The utilisation of geographic information systems and digital image processing techniques for the construction of digital landscape models necessitate for a reconsideration of the classical concepts for landscape ecological mapping. In this thesis, some methods are presented for the spatial modelling and monitoring of natural landscapes based upon digital workflow information.
In spatial information processing, two major approaches for the conceptual representation of spatial features are distinguished, the field and spatial object respectively. A field is a feature which is contiguously distributed over space and time. The object approach, on the contrary, assumes that the earth´s surface is populated with spatially interacting discrete units. Because natural landscapes often show both continuous and discrete variation in space and time, a hybrid terrain description is proposed, denoted as ´spatial object with nested field´. In this hybrid approach the discrete landscape patterns are described by spatial objects, while the internal spatial variability within an spatial object is represented by a field.
Classification is applied during the construction of the spatial objects and nested fields, because it is acknowledged to be a powerful technique to extract essential information from the background of infinite complexity. Crisp classification yields discrete attribute values and is therefore suitable for the definition and construction of spatial objects. The representation of continuously varying terrain features requires a continuous type of classification, i.e. fuzzy classification. Throughout this thesis, fuzzy classification is applied to construct fields.The concepts for spatial modelling, that were introduced above, were used in three cases resulting from the landscape management practice in the Amsterdam Waterworks Dunes:
Spatio-temporal mapping of the vegetation structure from high resolution CIR-images
Two radiometrically corrected, digital colour infrared orthophotos from the summer of 1990 and 1995 with a resolution of 0.25 metre were semi-automatically interpreted. Crisp and fuzzy classification techniques were applied to construct the spatial objects and their nested fields, representing the vegetation structure of the test site. Compared to manual photo-interpretation, the semi-automatic interpretation of vegetation structure results in a more realistic, more detailed and less subjective digital representation of the landscape.
Subsequently, the vegetation structural dynamics were explored on the basis of this multi-temporal data set. Methods are presented to answer two primary questions relevant to nature managers, regarding the turnover between cover types and the changes in the spatial structure.
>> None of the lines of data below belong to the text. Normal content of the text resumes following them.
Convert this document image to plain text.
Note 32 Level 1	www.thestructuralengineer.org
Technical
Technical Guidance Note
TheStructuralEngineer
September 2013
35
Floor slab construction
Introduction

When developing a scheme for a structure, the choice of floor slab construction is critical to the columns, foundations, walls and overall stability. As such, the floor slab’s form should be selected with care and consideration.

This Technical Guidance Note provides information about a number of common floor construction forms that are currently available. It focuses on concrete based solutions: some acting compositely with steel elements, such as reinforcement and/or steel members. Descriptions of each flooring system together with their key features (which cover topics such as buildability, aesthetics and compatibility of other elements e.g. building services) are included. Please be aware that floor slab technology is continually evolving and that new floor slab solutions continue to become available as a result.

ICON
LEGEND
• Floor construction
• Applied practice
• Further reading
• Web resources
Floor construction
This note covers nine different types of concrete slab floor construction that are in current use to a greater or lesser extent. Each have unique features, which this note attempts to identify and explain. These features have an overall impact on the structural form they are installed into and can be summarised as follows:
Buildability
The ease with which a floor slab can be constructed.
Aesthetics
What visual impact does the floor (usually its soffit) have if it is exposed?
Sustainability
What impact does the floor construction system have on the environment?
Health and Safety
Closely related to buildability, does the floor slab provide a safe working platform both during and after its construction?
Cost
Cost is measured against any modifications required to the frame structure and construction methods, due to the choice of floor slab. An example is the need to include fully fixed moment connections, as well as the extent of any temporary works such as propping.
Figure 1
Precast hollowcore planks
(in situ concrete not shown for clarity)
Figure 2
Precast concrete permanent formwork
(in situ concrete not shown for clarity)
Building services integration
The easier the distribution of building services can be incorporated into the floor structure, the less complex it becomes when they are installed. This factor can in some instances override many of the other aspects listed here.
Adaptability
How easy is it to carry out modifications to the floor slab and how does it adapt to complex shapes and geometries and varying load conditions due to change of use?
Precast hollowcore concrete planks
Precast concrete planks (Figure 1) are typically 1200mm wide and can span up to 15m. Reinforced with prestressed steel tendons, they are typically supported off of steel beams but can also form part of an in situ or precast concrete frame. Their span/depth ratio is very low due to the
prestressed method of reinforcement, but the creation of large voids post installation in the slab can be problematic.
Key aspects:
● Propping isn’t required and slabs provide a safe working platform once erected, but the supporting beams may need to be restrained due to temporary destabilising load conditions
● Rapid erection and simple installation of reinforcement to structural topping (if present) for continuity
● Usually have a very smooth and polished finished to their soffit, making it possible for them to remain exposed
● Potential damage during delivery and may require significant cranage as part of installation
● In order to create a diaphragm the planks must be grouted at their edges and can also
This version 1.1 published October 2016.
It appeared necessary to aggregate the spatial objects provided by the image interpretation to composite objects prior to the spatio-temporal analysis, because thematic and geometric inaccuracies in the data can yield faulty analysis results.
Estimation of the spatial distribution of vegetation communities from environmental data
In addition to information about vegetation structural dynamics, there is a need for information on changes in the vegetation composition. This information can be provided by a multi-temporal map of vegetation communities. An experiment was conducted to estimate the presence of vegetation communities from environmental data, including vegetation structural data.
A reliable procedure for the automatic mapping of vegetation communities from environmental data requires a fine tuned definition of the vegetation communities and a powerful explanatory model. The first condition was met by applying the concept of fuzzy vegetation communities. After the optimisation of the degree of vagueness, the fuzzy vegetation community types show a closer resemblance with the vegetation abundance data in the relevees compared to the classical crisp vegetation classes. The second objective, i.e. the construction of a powerful explanatory model, was not successfully achieved. Clearly, vegetation structural data are not sufficient to map the vegetation composition in dunes. Additional information regarding some abiotic site characteristics seem indispensable to improve the explanatory power of the model.
Fuzzy ecohydrological expert modelling of dune slacks
The thesis also describes the fuzzy ecohydrological expert model ECOMOD. The model predicts the primary parameters for the specification of ecotopes, i.e. vegetation structure, moisture content, nutrient availability and acidity of the soil. ECOMOD is calibrated for dune slacks by a team of experts. These experts estimated the parameters of the membership functions that quantify the fuzzy classes and fuzzy relations constituting the model. Experts apply vagueness or fuzziness in order to quantify the continuous turnover between classes and to quantify the uncertainty related to their knowledge. Therefore, fuzzy expert models like ECOMOD enable the robust modelling of complex systems, even if relatively little data is available. Models like this are particularly suited for scenario studies. ECOMOD is a generic ecohydrological model that can be adapted and calibrated for other ecohydrological systems.